Jouw hond wordt oud
De ene hond kan op zijn zevende al minder energie hebben, terwijl een andere twaalfjarige hond zich nog kan gedragen als een actieve jonge hond. Er kunnen dus grote individuele verschillen zijn. Natuurlijk is een hond zo oud als hij zich voelt, maar met het ouder worden treden toch geleidelijk een aantal lichamelijke veranderingen op.
Het verouderen gaat ook gepaard met een groter risico op allerlei aandoeningen. Een halfjaarlijks bezoek aan de dierenarts kan zeker bijdragen tot het behoud van de gezondheid van uw ouder wordende hond.

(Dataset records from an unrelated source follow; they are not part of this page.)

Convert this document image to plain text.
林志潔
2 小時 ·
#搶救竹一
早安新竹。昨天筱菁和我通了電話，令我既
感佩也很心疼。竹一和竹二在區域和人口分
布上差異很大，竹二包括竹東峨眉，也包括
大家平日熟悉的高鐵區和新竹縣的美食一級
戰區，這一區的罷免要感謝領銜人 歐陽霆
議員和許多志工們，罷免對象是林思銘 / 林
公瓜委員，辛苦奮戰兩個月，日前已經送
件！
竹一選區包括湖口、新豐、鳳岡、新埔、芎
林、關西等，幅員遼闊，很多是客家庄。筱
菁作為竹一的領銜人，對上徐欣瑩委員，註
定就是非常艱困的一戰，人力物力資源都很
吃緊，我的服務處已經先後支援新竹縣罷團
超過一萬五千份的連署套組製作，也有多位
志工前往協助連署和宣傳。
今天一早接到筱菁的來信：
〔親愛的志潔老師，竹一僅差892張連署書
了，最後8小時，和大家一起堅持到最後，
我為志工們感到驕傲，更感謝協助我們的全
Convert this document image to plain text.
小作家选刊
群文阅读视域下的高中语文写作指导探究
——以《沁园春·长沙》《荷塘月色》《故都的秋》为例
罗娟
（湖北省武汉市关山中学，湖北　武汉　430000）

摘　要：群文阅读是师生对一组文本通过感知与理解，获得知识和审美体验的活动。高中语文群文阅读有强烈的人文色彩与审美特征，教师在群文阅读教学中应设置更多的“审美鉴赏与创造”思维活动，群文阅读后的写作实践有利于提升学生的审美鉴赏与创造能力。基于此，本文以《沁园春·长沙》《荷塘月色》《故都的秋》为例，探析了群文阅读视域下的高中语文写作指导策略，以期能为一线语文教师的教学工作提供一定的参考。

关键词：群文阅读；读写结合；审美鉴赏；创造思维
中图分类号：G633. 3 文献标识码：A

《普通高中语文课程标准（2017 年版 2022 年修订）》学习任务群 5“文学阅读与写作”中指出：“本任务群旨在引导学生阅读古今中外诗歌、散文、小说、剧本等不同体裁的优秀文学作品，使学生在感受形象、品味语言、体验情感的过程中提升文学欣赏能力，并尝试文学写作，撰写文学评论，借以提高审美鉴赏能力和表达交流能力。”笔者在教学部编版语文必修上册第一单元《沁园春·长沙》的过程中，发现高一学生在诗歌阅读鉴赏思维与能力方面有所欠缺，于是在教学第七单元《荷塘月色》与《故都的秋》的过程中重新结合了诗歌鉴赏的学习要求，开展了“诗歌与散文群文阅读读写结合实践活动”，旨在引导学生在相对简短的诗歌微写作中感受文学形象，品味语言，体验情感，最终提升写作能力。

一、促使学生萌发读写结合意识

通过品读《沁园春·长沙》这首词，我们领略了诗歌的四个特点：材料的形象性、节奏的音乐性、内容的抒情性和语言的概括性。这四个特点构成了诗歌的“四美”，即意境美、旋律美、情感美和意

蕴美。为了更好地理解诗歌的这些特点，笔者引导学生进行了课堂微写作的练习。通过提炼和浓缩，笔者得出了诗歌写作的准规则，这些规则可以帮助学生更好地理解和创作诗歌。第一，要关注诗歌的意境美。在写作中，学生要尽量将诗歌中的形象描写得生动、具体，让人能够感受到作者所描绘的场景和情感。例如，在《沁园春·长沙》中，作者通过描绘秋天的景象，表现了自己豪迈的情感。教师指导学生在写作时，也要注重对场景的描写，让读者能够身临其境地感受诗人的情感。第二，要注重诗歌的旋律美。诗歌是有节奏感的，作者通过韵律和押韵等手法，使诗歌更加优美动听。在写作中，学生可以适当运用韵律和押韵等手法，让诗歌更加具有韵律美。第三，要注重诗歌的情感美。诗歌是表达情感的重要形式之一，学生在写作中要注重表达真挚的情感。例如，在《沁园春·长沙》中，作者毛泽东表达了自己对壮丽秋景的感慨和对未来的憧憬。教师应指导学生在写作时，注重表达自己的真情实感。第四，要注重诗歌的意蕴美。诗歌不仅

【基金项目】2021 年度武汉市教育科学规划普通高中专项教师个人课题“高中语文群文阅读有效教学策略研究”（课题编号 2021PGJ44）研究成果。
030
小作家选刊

Soms worden symptomen van een ernstige aandoening verkeerdelijk als “normaal voor een oudere hond” geïnterpreteerd door de eigenaar.
Een regelmatig bloedonderzoek is zeker aan te raden. Soms kan uw dierenarts nog andere bijkomende onderzoeken aanraden, zoals een radiografie, een echografie, een ECG (hartonderzoek) of andere. Op die manier kunnen bepaalde aandoeningen vroegtijdig opgespoord worden. Een tijdige behandeling kan de levensduur van uw huisdier aanzienlijk verlengen en de levenskwaliteit aanzienlijk verbeteren.
Hoe help ik mijn hond tijdens zijn senior jaren?
- Zorg voor een comfortabele, zachte en propere ligplaats. Tegenwoordig bestaan er “orthopedische bedden” voor de met arthrose geplaagde viervoeter.
- Zorg voor dagelijks vers water en een aangepaste senior voeding. Waarom? Het is normaal dat uw huisdier bij het ouder worden wat minder actief wordt. Hierdoor heeft uw hond ook minder calorieën nodig. Een aangepaste seniorenvoeding is niet enkel qua calorieën, maar ook qua voedingsstoffen volledig aangepast aan het leven van een oudere hond. Noteer veranderingen in de wateropname en de eetlust.
- Verwacht niet teveel van uw senior hond! Hij of zij zal wel achter een balletje willen rennen, maar doe dit met mate. Arthrose, leeftijdsgebonden spieratrofie (verminderde spieromvang) en andere ouderdomsproblemen kunnen hun tol eisen.
Wanneer moet ik mijn dierenarts raadplegen?
Als uw oudere hond één of meer van de volgende symptomen heeft:
Toegenomen stijfheid of manken, moeilijker trappen lopen, moeilijk opstaan
Slecht ruikende mondgeur, bloedend tandvlees
Overmatig hijgen tijdens/na een inspanning, regelmatig hoesten
Problemen met de melklieren en de geslachtsorganen
Verandering in gewicht en/of eetlust
Signaleer elke verandering in gewicht en/of eetlust aan uw dierenarts. Dit kan soms wijzen op een inwendig probleem.